Après avoir recommandé à Timaff de ne pas laisser les Hyemchicks faire volte-face, nous nous mîmes en route, et à huit heures nous étions à la station de poste. Notre officier, porteur de dépêches, avait prié, à sa manière, le maître de poste de tenir des chevaux à notre disposition. Ce fut à peine s’il fut nécessaire d’ajouter à ses sollicitations, les nôtres, c’est-à-dire cinq ou six coups de fouet ; on nous servit de suite. Vers le milieu de la journée, par une chaleur bienfaisante, nous arrivâmes au village de Sourham, situé à l’entrée d’une gorge et protégé comme Gorij, par un magnifique château fort qui commande le passage.
À compter de ce point, on ne gravit plus de pentes douces. On a devant soi une vraie montagne, et, suivant ce que nous assurèrent les Hyemchicks, c’était la dernière ; nous montâmes bravement à l’assaut. Une heure après, nous étions au sommet de la chaîne dont l’arête relie la branche du Caucase, qui s’étend jusqu’à Anapa, dans la mer Noire, à celle qui s’étend dans la Turquie d’Asie et la Perse.
Nous étions assez contents de nous. Nous l’avions donc franchi ce mont infranchissable !
Il s’agissait maintenant de descendre. Ce n’était pas, à mon gré du moins, matière à rire ; j’ai toujours trouvé les montées plus faciles. Quoi qu’il en fût, le traîneau partit joyeusement. Après une heure de course, le terrain commença à se déprimer sur la gauche ; puis la pente devint plus rapide, les arbres reparurent, la neige diminua ; de ce côté, elle est toujours moins abondante. Le chemin, au lieu de suivre une ligne droite, tournait à droite, puis à gauche, et toujours s’enfonçant. En dépit des zigzags, nous allions comme le vent, si bien que le terrain vint tout à coup à nous manquer à gauche, et nous nous trouvâmes au bord d’un précipice, au fond duquel bruissait un torrent. Un mouvement habile nous détourna fort à propos. Nous recommençâmes notre course échevelée ; il nous semblait à chaque instant que nous allions galoper sur les cimes des arbres qui se déroulaient devant nous comme une prairie.
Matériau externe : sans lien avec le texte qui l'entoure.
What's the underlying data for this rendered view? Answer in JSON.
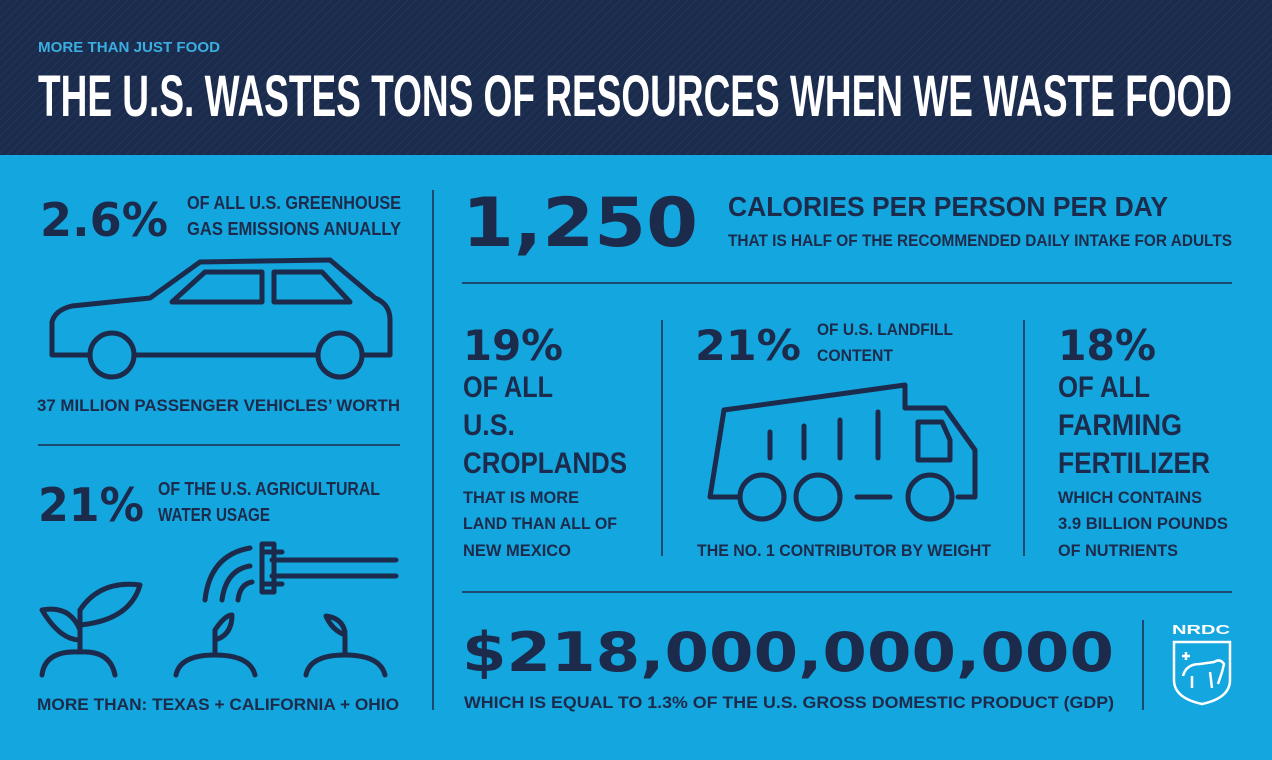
{
  "header": {
    "kicker": "MORE THAN JUST FOOD",
    "title": "THE U.S. WASTES TONS OF RESOURCES WHEN WE WASTE FOOD"
  },
  "emissions": {
    "figure": "2.6%",
    "text": [
      "OF ALL U.S. GREENHOUSE",
      "GAS EMISSIONS ANUALLY"
    ],
    "caption": "37 MILLION PASSENGER VEHICLES’ WORTH"
  },
  "water": {
    "figure": "21%",
    "text": [
      "OF THE U.S. AGRICULTURAL",
      "WATER USAGE"
    ],
    "caption": "MORE THAN: TEXAS + CALIFORNIA + OHIO"
  },
  "calories": {
    "figure": "1,250",
    "headline": "CALORIES PER PERSON PER DAY",
    "text": "THAT IS HALF OF THE RECOMMENDED DAILY INTAKE FOR ADULTS"
  },
  "croplands": {
    "figure": "19%",
    "headline": [
      "OF ALL",
      "U.S.",
      "CROPLANDS"
    ],
    "text": [
      "THAT IS MORE",
      "LAND THAN ALL OF",
      "NEW MEXICO"
    ]
  },
  "landfill": {
    "figure": "21%",
    "text": [
      "OF U.S. LANDFILL",
      "CONTENT"
    ],
    "caption": "THE NO. 1 CONTRIBUTOR BY WEIGHT"
  },
  "fertilizer": {
    "figure": "18%",
    "headline": [
      "OF ALL",
      "FARMING",
      "FERTILIZER"
    ],
    "text": [
      "WHICH CONTAINS",
      "3.9 BILLION POUNDS",
      "OF NUTRIENTS"
    ]
  },
  "cost": {
    "figure": "$218,000,000,000",
    "text": "WHICH IS EQUAL TO 1.3% OF THE U.S. GROSS DOMESTIC PRODUCT (GDP)"
  },
  "logo": "NRDC"
}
Arrivés à un petit village, nommé Tsippa, notre interprète nous montra une gorge et un rocher qu’on appelle le château de Jason. Ce souvenir de l’antiquité nous annonçait la Mingrélie : nous l’accueillîmes avec plaisir.
Le torrent qui roulait à notre gauche est une des sources du Quirill.
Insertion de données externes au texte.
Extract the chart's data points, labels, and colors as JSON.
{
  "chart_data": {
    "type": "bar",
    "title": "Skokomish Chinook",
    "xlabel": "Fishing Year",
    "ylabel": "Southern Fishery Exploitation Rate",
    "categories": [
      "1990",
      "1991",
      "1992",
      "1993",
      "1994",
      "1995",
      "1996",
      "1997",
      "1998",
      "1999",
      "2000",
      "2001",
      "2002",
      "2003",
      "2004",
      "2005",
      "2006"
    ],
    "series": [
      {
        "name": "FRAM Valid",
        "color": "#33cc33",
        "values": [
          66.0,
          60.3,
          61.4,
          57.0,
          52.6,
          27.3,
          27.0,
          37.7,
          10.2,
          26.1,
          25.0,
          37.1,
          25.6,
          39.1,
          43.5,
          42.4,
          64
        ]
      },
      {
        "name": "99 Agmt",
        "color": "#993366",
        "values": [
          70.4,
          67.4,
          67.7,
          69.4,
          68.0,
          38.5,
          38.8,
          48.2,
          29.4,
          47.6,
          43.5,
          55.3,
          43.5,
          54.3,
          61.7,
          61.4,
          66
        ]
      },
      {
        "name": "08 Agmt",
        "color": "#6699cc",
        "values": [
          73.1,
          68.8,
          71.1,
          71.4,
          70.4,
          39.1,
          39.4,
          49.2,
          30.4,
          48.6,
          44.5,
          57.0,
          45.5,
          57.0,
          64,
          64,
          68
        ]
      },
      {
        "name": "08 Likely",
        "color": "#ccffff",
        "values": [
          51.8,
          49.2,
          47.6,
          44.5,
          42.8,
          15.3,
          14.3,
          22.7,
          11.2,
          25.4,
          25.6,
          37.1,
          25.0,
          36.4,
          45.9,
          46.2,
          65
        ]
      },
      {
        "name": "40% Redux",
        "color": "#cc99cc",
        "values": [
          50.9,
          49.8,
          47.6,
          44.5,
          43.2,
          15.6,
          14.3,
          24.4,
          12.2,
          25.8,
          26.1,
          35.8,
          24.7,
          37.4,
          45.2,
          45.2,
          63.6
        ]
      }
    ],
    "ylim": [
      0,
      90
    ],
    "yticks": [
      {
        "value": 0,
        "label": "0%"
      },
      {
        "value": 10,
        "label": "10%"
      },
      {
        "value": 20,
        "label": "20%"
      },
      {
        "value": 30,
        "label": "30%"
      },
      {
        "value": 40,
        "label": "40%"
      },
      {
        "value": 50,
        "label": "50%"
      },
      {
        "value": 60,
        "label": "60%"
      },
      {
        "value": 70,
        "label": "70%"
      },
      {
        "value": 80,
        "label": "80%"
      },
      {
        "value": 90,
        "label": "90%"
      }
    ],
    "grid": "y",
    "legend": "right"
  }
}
Cependant nous n’en avions pas encore fini avec ce malheureux Sourham. Les avalanches avaient obstrué le chemin. Il fallut souvent dételer, transporter le traîneau, et passer un à un. À d’autres endroits, le chemin s’était effondré ; ailleurs la neige avait couvert le lit d’un petit torrent qui traversait la route : notre conducteur arriva sans méfiance au grand galop, la neige céda, et je fus lancé pour la seconde fois au milieu de l’eau.
Nous n’avions pas mangé depuis le matin, et la station n’apparaissait pas. À chaque instant, le chemin devenait plus mauvais. Le traîneau continuait à verser de cent en cent pas ; nous le suivions à pied, ce qui n’était pas fort au gré de notre estomac. Peu à peu, nous étions descendus, au fond d’une gorge, et insensiblement la nuit apparaissait ; ce n’était plus dans la neige, mais dans l’eau que nous étions menacés de camper. Pour comble d’ennui, la neige se remit à tomber avec fureur.
Vers huit heures et demie, nous aperçûmes enfin un petit village qu’on appelle Molite. Nous entrâmes dans une espèce d’auberge, où chacun de nous se mit à dévorer tout ce qu’on voulut bien lui offrir. La station n’était plus qu’à trois verstes ; nous y étions abrités à dix heures du soir, épuisés de fatigue ; mais nos bagages et Timaff étaient encore en arrière, à la garde de la Providence.
Le lendemain, en nous éveillant, nous entendîmes un grand nombre de voix au dehors : c’étaient des journaliers qui déblayaient la station littéralement ensevelie sous la neige. Je regardai deux cabanes en face ; la neige amoncelée sur leur toit en doublait la hauteur.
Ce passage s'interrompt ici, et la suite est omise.